In fairness to said Culture Secretary, I can see a case for obliging organisations using said communications medium to broadcast on a commercial basis to follow the same rules as the television stations in this country; the very strict regulations on the maximum number of commercials -no more than 10% of all airtime, I believe- and the equally tight rules on phone-in contests are the first two that spring to mind.

comboman says:

Re: Re:

I can see a case for obliging organisations using said communications medium to broadcast on a commercial basis to follow the same rules as the television stations in this country; the very strict regulations on the maximum number of commercials

Those rules exist for TV broadcasters because they are licensing the airwaves (a public resource). There are a finite number of TV frequencies available, so they must be regulated (if they don’t want to follow the rules, they lose their frequency and someone else gets it). The internet has no such restrictions, so regulation does not make sense.

Pinky & the Brain says:

Re: Re:

John -> “There’s no big conspiracy here”
What, a small conspiracy then ?

John -> “just simple politics and business seeing a mutual interest”
That mutual interest is just simple world domination ?

I cant tell if John is being sarcastic or not.
Why would politicians amd corporations need control of the media ?

Brad Eleven (profile) says:

Brilliant observations, apparently spot on. Trumps the old fear that the net would be shut down and brought back as highly policed after evidence that terrorists had used it to launch some heinously evil attack.

This also dashes the fear that the totalitarian solution (China) will spread. It does not address eavesdropping, however, and the Internet model doesn’t really include provisions for snooping at the source.

Unfortunately, there’s no apparent solution to this attempt at perverting the net to fit an outdated paradigm. Firms which are actively trying to force their old models on the net have the ear of the legislature, evidenced by the UK’s Culture Secretary. How long until the US follows suit?

Howard_NYC says:

rebuild FIDONET

factoid: back in the bad old bads of the Soviet Union, the crime of rape would get you five years in jail… possesion of an unlicensed photocopier was punished with seven years…

every time someone has tried to choke down modes of communications, there would be alternative channels established…

it could take a few years, but we could rebuild FIDONET, this time via wireless routers…

for those who were not yet born, FIDONET was a distributed no centralized packet switching network which provided nation wide e-mail prior to AOL and when MA BELL controlled access to copper cables… it provided an average thru put measured in KB/S not MB/S nor GB/S, but it was unstoppable…

Anonymous Coward says:

Re: Re:

“Our aim surely must be to find a way to stay true the the former whilst using the latter to improve and better what is available?”

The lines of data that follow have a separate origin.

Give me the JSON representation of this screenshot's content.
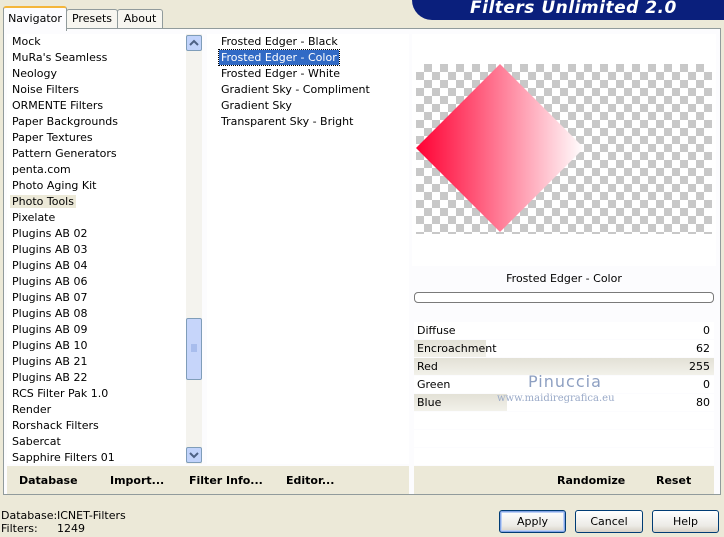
{
  "tabs": [
    {
      "label": "Navigator",
      "active": true
    },
    {
      "label": "Presets",
      "active": false
    },
    {
      "label": "About",
      "active": false
    }
  ],
  "banner": {
    "title": "Filters Unlimited 2.0",
    "color": "#0a1f7c"
  },
  "categories": {
    "items": [
      "Mock",
      "MuRa's Seamless",
      "Neology",
      "Noise Filters",
      "ORMENTE Filters",
      "Paper Backgrounds",
      "Paper Textures",
      "Pattern Generators",
      "penta.com",
      "Photo Aging Kit",
      "Photo Tools",
      "Pixelate",
      "Plugins AB 02",
      "Plugins AB 03",
      "Plugins AB 04",
      "Plugins AB 06",
      "Plugins AB 07",
      "Plugins AB 08",
      "Plugins AB 09",
      "Plugins AB 10",
      "Plugins AB 21",
      "Plugins AB 22",
      "RCS Filter Pak 1.0",
      "Render",
      "Rorshack Filters",
      "Sabercat",
      "Sapphire Filters 01"
    ],
    "selected": "Photo Tools",
    "scroll_position_fraction": 0.7
  },
  "filters": {
    "items": [
      "Frosted Edger - Black",
      "Frosted Edger - Color",
      "Frosted Edger - White",
      "Gradient Sky - Compliment",
      "Gradient Sky",
      "Transparent Sky - Bright"
    ],
    "selected": "Frosted Edger - Color"
  },
  "preview": {
    "filter_name": "Frosted Edger - Color",
    "accent_color": "#ff0033"
  },
  "parameters": [
    {
      "name": "Diffuse",
      "value": "0",
      "level": 0.0
    },
    {
      "name": "Encroachment",
      "value": "62",
      "level": 0.24
    },
    {
      "name": "Red",
      "value": "255",
      "level": 1.0
    },
    {
      "name": "Green",
      "value": "0",
      "level": 0.0
    },
    {
      "name": "Blue",
      "value": "80",
      "level": 0.31
    }
  ],
  "watermark": {
    "name": "Pinuccia",
    "site": "www.maidiregrafica.eu"
  },
  "bottom_links": {
    "database": "Database",
    "import": "Import...",
    "filter_info": "Filter Info...",
    "editor": "Editor...",
    "randomize": "Randomize",
    "reset": "Reset"
  },
  "status": {
    "database_label": "Database:",
    "database_value": "ICNET-Filters",
    "filters_label": "Filters:",
    "filters_value": "1249"
  },
  "buttons": {
    "apply": "Apply",
    "cancel": "Cancel",
    "help": "Help"
  }
}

I dunno, I could care less if the media can successfully monitize services on the internet. If they can great, but if they cant, well it is still an amazingly powerful tool, just in the hands of us “regular joes” and I have plenty of other places to access “media content”. I think this idea of “compromize” offers no real attraction to me. On the one hand we are giving up something the world has never had before (the ability for one to reach many with very little investment), in return for more of the same stuff we have had for hundreds of years (the ability for one to reach many, with substantial investment).

Joe says:

Broadcast platform vs Communications platform

Mike – I’m not really sold on this point. I think the problem I’m having is the describing of these as discrete entities as they relate to the internet.

On one end, television is most certainly a broadcast medium. At the other end, a phone is very much a communications tool. I see the internet being along the continuum between the two. To make things more complicated, it’s placement on that continuum shifts with the website. Social media sites would fall closer to the communications end. Many, many other sites would fall not far from the broadcast side.

In the end, I think that by applying one label or the other and saying the other side is wrong, oversimplifies the issue to the point where it invalidates the original idea.

bprice says:

Part of the internet is broadcast

Dig a little. 1/16 of the internet-protocol addresses are devoted to broadcast (called Multicast in RFC-speak). This comprises the ‘Class D’ block, also known as 224/4.

The answer to the clowns that want to treat the whole internet as Broadcast would be to let them play in the IP Multicast space, and leave the point-to-point internet to continue running by its point-to-point practices.

Oh, you mean nobody uses the internet broadcast/multicast features? Maybe that should tell you that the internet is not a broadcast facility.